L'adversaire de Biesheim et son président sont atypiques dans le monde du ballon rond. Decize vient de gravir cinq échelons en sept ans depuis l'arrivée de Jean-Philippe Panier, un gagnant du Loto qui s'est offert Reynald Pedros.
Fondé en juin 2003 à l'issue de la fusion entre le Sporting club Imphy Football et l'Association sportive de Decize, deux villes distantes d'une vingtaine de kilomètres, le Sud Nivernais Imphy-Decize est le club dont on parle depuis le début de saison. En raison notamment de la personnalité de son président-mécène, Jean-Philippe Panier, qui vient de participer à cinq accessions en sept ans, quatre avec Imphy, la cinquième avec le SNID deux ans après la fusion, et de la signature au club de l'ex Nantais Reynald Pedros en début de saison.
Le CFA, directement
« Nous voulons monter en CFA, si possible cette année ». Jean-Philippe Panier est un homme pressé. Ses cinq accessions qui l'ont mené de la première division de district en CFA 2, ne l'ont semble-t-il pas rassasié. « Notre ambition est effectivement de monter directement en CFA, confirme Christian Felci, l'entraîneur au club depuis deux ans. On a renforcé l'équipe avec de nombreux joueurs de CFA et de CFA 2, et on cherchait un leader. Avec Reynald Pedros, le président a décroché le gros lot. » Un second jackpot après celui décroché il y a quelques années grâce au Loto. « C'est ce qui se dit, concède Christian Felci, mais je ne l'ai jamais entendu de la bouche du président. On n'en parle pas. » Dans la Nièvre, même les plus tenaces ne cherchent plus la confidence présidentielle qui n'avouera jamais qu'en décrochant le gros lot au Loto, il a pu vivre sa passion en devenant le principal bailleur de fonds du football nivernais. « J'injecte de l'argent, disait-il à nos confrères de L'Équipe, il y a quelques mois, mais je préfère ne pas compter, ça ferait peur à ma femme. »

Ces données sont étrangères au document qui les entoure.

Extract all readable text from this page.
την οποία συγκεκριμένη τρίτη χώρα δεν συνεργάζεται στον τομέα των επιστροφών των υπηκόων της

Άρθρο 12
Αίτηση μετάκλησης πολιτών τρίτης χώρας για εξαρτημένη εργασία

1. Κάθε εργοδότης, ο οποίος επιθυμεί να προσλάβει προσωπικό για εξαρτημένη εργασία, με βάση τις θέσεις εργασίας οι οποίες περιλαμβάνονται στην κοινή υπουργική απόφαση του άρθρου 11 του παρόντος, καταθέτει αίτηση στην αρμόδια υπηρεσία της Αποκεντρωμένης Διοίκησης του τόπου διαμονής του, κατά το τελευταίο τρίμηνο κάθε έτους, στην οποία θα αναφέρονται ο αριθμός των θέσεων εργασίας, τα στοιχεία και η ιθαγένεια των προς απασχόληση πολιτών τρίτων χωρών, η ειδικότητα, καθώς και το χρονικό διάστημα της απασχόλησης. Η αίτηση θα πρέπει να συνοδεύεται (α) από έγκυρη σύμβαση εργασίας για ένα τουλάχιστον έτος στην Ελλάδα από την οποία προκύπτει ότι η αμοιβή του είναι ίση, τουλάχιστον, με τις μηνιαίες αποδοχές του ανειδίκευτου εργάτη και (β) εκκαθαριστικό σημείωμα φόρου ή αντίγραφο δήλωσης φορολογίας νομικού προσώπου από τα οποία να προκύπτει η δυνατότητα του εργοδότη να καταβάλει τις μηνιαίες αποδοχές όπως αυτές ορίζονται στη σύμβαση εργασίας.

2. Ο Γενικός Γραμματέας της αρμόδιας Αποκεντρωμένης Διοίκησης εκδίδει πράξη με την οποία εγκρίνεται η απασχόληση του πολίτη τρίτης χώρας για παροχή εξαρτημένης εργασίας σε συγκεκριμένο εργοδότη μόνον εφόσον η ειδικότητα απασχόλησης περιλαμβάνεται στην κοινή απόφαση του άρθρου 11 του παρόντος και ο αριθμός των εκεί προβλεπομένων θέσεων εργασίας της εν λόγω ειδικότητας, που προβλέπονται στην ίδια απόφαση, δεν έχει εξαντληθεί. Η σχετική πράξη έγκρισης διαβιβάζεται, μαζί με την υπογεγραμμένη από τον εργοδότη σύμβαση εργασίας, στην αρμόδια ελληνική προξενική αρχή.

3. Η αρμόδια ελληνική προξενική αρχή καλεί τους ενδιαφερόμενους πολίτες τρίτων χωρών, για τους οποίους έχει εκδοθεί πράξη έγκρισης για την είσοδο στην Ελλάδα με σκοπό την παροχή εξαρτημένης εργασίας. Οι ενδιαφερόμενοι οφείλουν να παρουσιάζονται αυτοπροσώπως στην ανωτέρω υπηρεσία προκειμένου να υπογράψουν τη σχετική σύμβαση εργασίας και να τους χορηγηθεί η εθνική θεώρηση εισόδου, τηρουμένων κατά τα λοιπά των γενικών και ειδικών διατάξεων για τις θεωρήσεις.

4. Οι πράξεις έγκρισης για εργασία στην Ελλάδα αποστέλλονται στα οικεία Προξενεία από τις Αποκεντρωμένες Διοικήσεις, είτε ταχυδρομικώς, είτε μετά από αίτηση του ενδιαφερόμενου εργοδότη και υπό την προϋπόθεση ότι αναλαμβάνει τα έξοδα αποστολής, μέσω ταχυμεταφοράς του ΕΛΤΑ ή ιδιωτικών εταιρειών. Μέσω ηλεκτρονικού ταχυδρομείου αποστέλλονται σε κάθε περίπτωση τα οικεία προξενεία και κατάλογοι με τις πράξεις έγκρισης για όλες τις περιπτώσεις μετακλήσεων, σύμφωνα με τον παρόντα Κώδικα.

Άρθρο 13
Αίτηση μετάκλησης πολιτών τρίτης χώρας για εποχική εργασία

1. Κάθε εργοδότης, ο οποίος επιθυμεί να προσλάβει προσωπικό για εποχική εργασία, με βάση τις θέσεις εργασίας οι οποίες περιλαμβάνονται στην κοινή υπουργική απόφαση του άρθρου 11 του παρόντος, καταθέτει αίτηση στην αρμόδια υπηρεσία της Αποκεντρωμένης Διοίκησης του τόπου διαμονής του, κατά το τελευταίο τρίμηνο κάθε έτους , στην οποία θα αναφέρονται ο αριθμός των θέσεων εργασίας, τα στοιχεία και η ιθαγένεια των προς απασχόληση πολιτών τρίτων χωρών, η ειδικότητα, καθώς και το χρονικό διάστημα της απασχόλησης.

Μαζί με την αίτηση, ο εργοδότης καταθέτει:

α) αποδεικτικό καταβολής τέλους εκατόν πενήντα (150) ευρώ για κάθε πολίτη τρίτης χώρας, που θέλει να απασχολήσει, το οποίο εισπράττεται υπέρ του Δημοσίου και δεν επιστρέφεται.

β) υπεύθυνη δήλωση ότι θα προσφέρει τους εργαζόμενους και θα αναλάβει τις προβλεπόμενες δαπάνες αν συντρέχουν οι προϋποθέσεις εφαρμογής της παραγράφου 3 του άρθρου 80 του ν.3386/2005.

Reynald est notre ambassadeur
Christian Felci se réjouit bien évidemment des largesses de son président, « il est passionné, exigeant et se donne les moyens de ses ambitions ». Arrivé au SNID l'année de la fusion, l'ancien professionnel d'Angers, de Laval, Besançon et Cuiseaux-Louhans puis entraîneur de Tarbes, Romorantin et Thouars, a immédiatement gravi un échelon avec son nouveau club et vise une nouvelle accession malgré un départ difficile. « On espérait mieux que la 10e place qu'on occupe aujourd'hui, compte tenu des efforts financiers du club, avoue le coach. Nous sommes à sept points du premier, Montluçon, le favori de la poule qui nous a battus 2-0 la semaine dernière, mais la saison est loin d'être terminée. » La venue de Reynald Pedros, 33 ans, qui vient pratiquement de passer deux années blanches après avoir bourlingué de Nantes à Bastia en passant par Parme, Naples, Lyon, Montpellier et Toulouse, « je me suis parfois senti inutile, ici je sais que l'on attend énormément de moi et ça me fait du bien », a ravi Christian Felci qui ne tarit pas d'éloges sur le joueur aux 25 sélections. « C'est un garçon attachant et formateur pour ses coéquipiers qui s'est parfaitement intégré dans l'équipe. Il s'investit beaucoup et est devenu notre ambassadeur en quelque sorte. » Demain à Biesheim, le champion de France 95 sera du voyage, mais ne foulera pas la pelouse du stade municipal. « Il est indisponible depuis quatre semaines en raison d'un problème au mollet, note l'entraîneur. Mais nous avons d'autres arguments. La Coupe a une saveur particulière et nous voulons y goûter comme tout le monde. L'année dernière, nous avions atteint le 8e tour, ce serait sympa de faire mieux. » Un stade que les Biesheimois avaient également atteint, il y a deux ans, à l'occasion d'une élimination de triste mémoire à Villeurbanne et qu'ils aimeraient évidemment à nouveau toucher. Cela passera par Imphy-Decize, avec ou sans Pedros.